On Tue, 18.08.09 13:05, Martyn Russell (martyn lanedo com) wrote:

> Hi all,
>
> So we recently polled the tracker mailing list to make sure the core  
> developers and others interested had an opinion on GNOME module  
> inclusion for Tracker. You can see the thread here:
>
> http://mail.gnome.org/archives/tracker-list/2009-August/msg00007.html
>
> The response was positive. So I would like to propose Tracker as a new  
> GNOME module.

Hmm. The beef I have with Tracker (and Beagle fwiw) is that they build
something on infrastructure that currently is not good enough
to sustain it: inotify. inotify is simply not suitable for recursively
watching $HOME, but Tracker tries that nonetheless. And that is a big
big failure, it should not do that.

There's something I like to call the "tracker paradox": if you have
a large data set tracker is useless because inotify doesn't scale and
the database is quickly out-of-date -- and if you have a small data
set then you don't need a search engine and hence tracker is useless
too.

As I see it the usefulness of Tracker stands or falls with the
scalablity of inotify. As long as inotify does not natively support
recursive watches tracker is not viable.

Right now installing tracker on a non-trivially sized $HOME has the
effect of taking away all inotify watches and thus making inotify
unavailable for other applications -- where they usally are more
appropriately used, such as Nautilus. And all that even without fully
working properly since if the limit of inotify handles is reached the
view tracker has on the file system will necessarily become
out-of-date quickly. Or more drastically spoken: installing Tracker on
a machine with a non-trivially sized $HOME breaks Nautilus and other
software.

And no, increasing the inotify limits is a band-aid, not a fix.

Oh and inotify is not the only area where the Linux file system layer
is not ready to sustain Tracker, it's just the most obvious.
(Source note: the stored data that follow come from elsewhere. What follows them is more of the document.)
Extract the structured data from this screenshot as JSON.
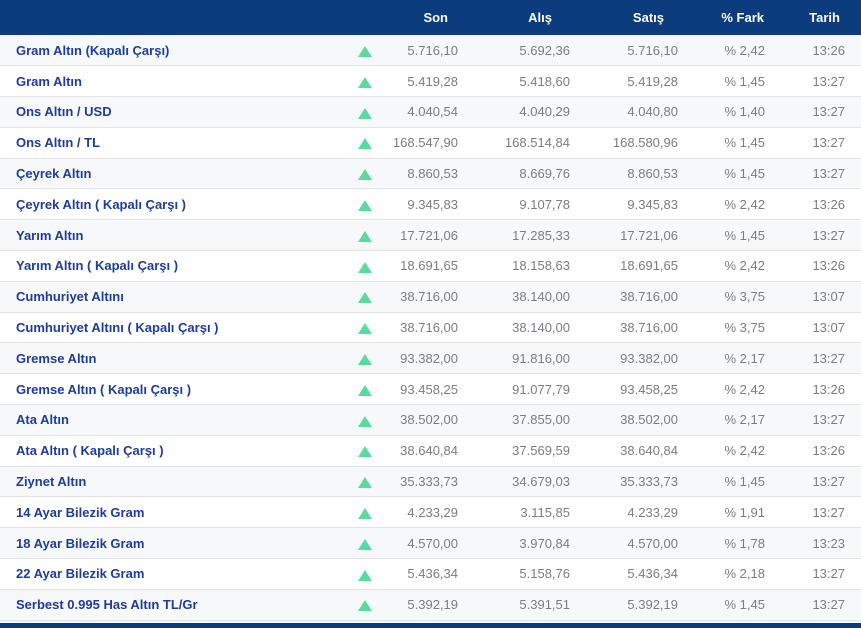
{
  "table": {
    "columns": {
      "son": "Son",
      "alis": "Alış",
      "satis": "Satış",
      "fark": "% Fark",
      "tarih": "Tarih"
    },
    "rows": [
      {
        "name": "Gram Altın (Kapalı Çarşı)",
        "trend": "up",
        "son": "5.716,10",
        "alis": "5.692,36",
        "satis": "5.716,10",
        "fark": "% 2,42",
        "tarih": "13:26"
      },
      {
        "name": "Gram Altın",
        "trend": "up",
        "son": "5.419,28",
        "alis": "5.418,60",
        "satis": "5.419,28",
        "fark": "% 1,45",
        "tarih": "13:27"
      },
      {
        "name": "Ons Altın / USD",
        "trend": "up",
        "son": "4.040,54",
        "alis": "4.040,29",
        "satis": "4.040,80",
        "fark": "% 1,40",
        "tarih": "13:27"
      },
      {
        "name": "Ons Altın / TL",
        "trend": "up",
        "son": "168.547,90",
        "alis": "168.514,84",
        "satis": "168.580,96",
        "fark": "% 1,45",
        "tarih": "13:27"
      },
      {
        "name": "Çeyrek Altın",
        "trend": "up",
        "son": "8.860,53",
        "alis": "8.669,76",
        "satis": "8.860,53",
        "fark": "% 1,45",
        "tarih": "13:27"
      },
      {
        "name": "Çeyrek Altın ( Kapalı Çarşı )",
        "trend": "up",
        "son": "9.345,83",
        "alis": "9.107,78",
        "satis": "9.345,83",
        "fark": "% 2,42",
        "tarih": "13:26"
      },
      {
        "name": "Yarım Altın",
        "trend": "up",
        "son": "17.721,06",
        "alis": "17.285,33",
        "satis": "17.721,06",
        "fark": "% 1,45",
        "tarih": "13:27"
      },
      {
        "name": "Yarım Altın ( Kapalı Çarşı )",
        "trend": "up",
        "son": "18.691,65",
        "alis": "18.158,63",
        "satis": "18.691,65",
        "fark": "% 2,42",
        "tarih": "13:26"
      },
      {
        "name": "Cumhuriyet Altını",
        "trend": "up",
        "son": "38.716,00",
        "alis": "38.140,00",
        "satis": "38.716,00",
        "fark": "% 3,75",
        "tarih": "13:07"
      },
      {
        "name": "Cumhuriyet Altını ( Kapalı Çarşı )",
        "trend": "up",
        "son": "38.716,00",
        "alis": "38.140,00",
        "satis": "38.716,00",
        "fark": "% 3,75",
        "tarih": "13:07"
      },
      {
        "name": "Gremse Altın",
        "trend": "up",
        "son": "93.382,00",
        "alis": "91.816,00",
        "satis": "93.382,00",
        "fark": "% 2,17",
        "tarih": "13:27"
      },
      {
        "name": "Gremse Altın ( Kapalı Çarşı )",
        "trend": "up",
        "son": "93.458,25",
        "alis": "91.077,79",
        "satis": "93.458,25",
        "fark": "% 2,42",
        "tarih": "13:26"
      },
      {
        "name": "Ata Altın",
        "trend": "up",
        "son": "38.502,00",
        "alis": "37.855,00",
        "satis": "38.502,00",
        "fark": "% 2,17",
        "tarih": "13:27"
      },
      {
        "name": "Ata Altın ( Kapalı Çarşı )",
        "trend": "up",
        "son": "38.640,84",
        "alis": "37.569,59",
        "satis": "38.640,84",
        "fark": "% 2,42",
        "tarih": "13:26"
      },
      {
        "name": "Ziynet Altın",
        "trend": "up",
        "son": "35.333,73",
        "alis": "34.679,03",
        "satis": "35.333,73",
        "fark": "% 1,45",
        "tarih": "13:27"
      },
      {
        "name": "14 Ayar Bilezik Gram",
        "trend": "up",
        "son": "4.233,29",
        "alis": "3.115,85",
        "satis": "4.233,29",
        "fark": "% 1,91",
        "tarih": "13:27"
      },
      {
        "name": "18 Ayar Bilezik Gram",
        "trend": "up",
        "son": "4.570,00",
        "alis": "3.970,84",
        "satis": "4.570,00",
        "fark": "% 1,78",
        "tarih": "13:23"
      },
      {
        "name": "22 Ayar Bilezik Gram",
        "trend": "up",
        "son": "5.436,34",
        "alis": "5.158,76",
        "satis": "5.436,34",
        "fark": "% 2,18",
        "tarih": "13:27"
      },
      {
        "name": "Serbest 0.995 Has Altın TL/Gr",
        "trend": "up",
        "son": "5.392,19",
        "alis": "5.391,51",
        "satis": "5.392,19",
        "fark": "% 1,45",
        "tarih": "13:27"
      }
    ]
  },
  "icons": {
    "up_arrow": "up-arrow-icon"
  },
  "colors": {
    "header_bg": "#0b3c7d",
    "header_text": "#ffffff",
    "label_color": "#1e3c9b",
    "value_color": "#7b7d82",
    "arrow_up_color": "#5bd99f",
    "border_color": "#e3e4e6",
    "row_alt_bg": "#f7f8f9",
    "bottom_bar_bg": "#0b3c7d"
  }
}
Another
thing that come to my mind is that we curently lack recursive mtimes
so that tracker could identify changes on filesystems that happened
while tracker was unable to access them (i.e. due to reboot, logout,
hot unplug).

Really guys, before pushing forward with getting this into the desktop
make sure that your infrastructure is actually suitable for what you
want to do. And right now it simply is not!
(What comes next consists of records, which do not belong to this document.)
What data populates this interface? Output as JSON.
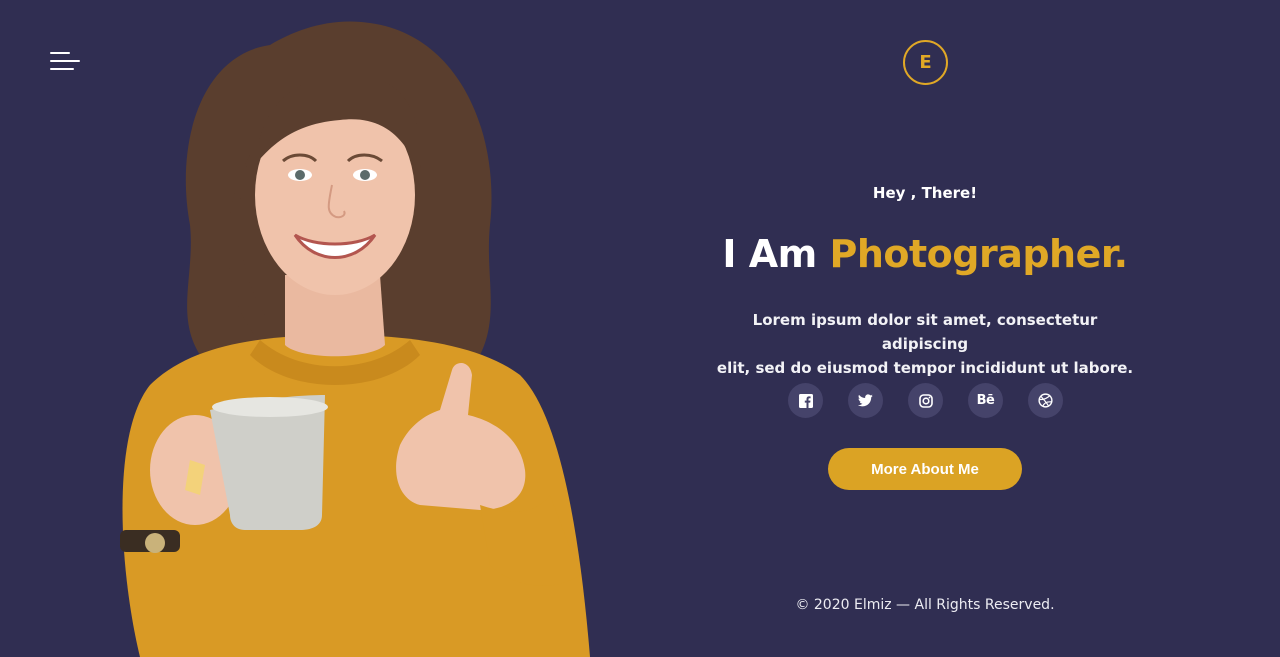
{
  "header": {
    "logo_letter": "E"
  },
  "hero": {
    "greeting": "Hey , There!",
    "headline_prefix": "I Am ",
    "headline_accent": "Photographer.",
    "description_line1": "Lorem ipsum dolor sit amet, consectetur adipiscing",
    "description_line2": "elit, sed do eiusmod tempor incididunt ut labore.",
    "cta_label": "More About Me"
  },
  "socials": [
    {
      "icon": "facebook-icon"
    },
    {
      "icon": "twitter-icon"
    },
    {
      "icon": "instagram-icon"
    },
    {
      "icon": "behance-icon",
      "text": "Bē"
    },
    {
      "icon": "dribbble-icon"
    }
  ],
  "footer": {
    "copyright": "© 2020 Elmiz — All Rights Reserved."
  },
  "colors": {
    "background": "#302e52",
    "accent": "#e0a826",
    "button": "#dba324",
    "social_bg": "#45436a"
  }
}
All these things are fixable. Apple has shown that one can get all
these things fixed. It's just a matter of someone sitting down and
actually fixing the kernel. But as long as that hasn't happened you
are roofing your house before you built its foundation.

As I see it Tracker is not ready for inclusion in the desktop. It
might not be entirely Tracker's fault though, it's more the kernel's
fault, but that doesn't change the conclusion.

Or in short: just f*ing fix the kernel first.

Lennart

-- 
Lennart Poettering                        Red Hat, Inc.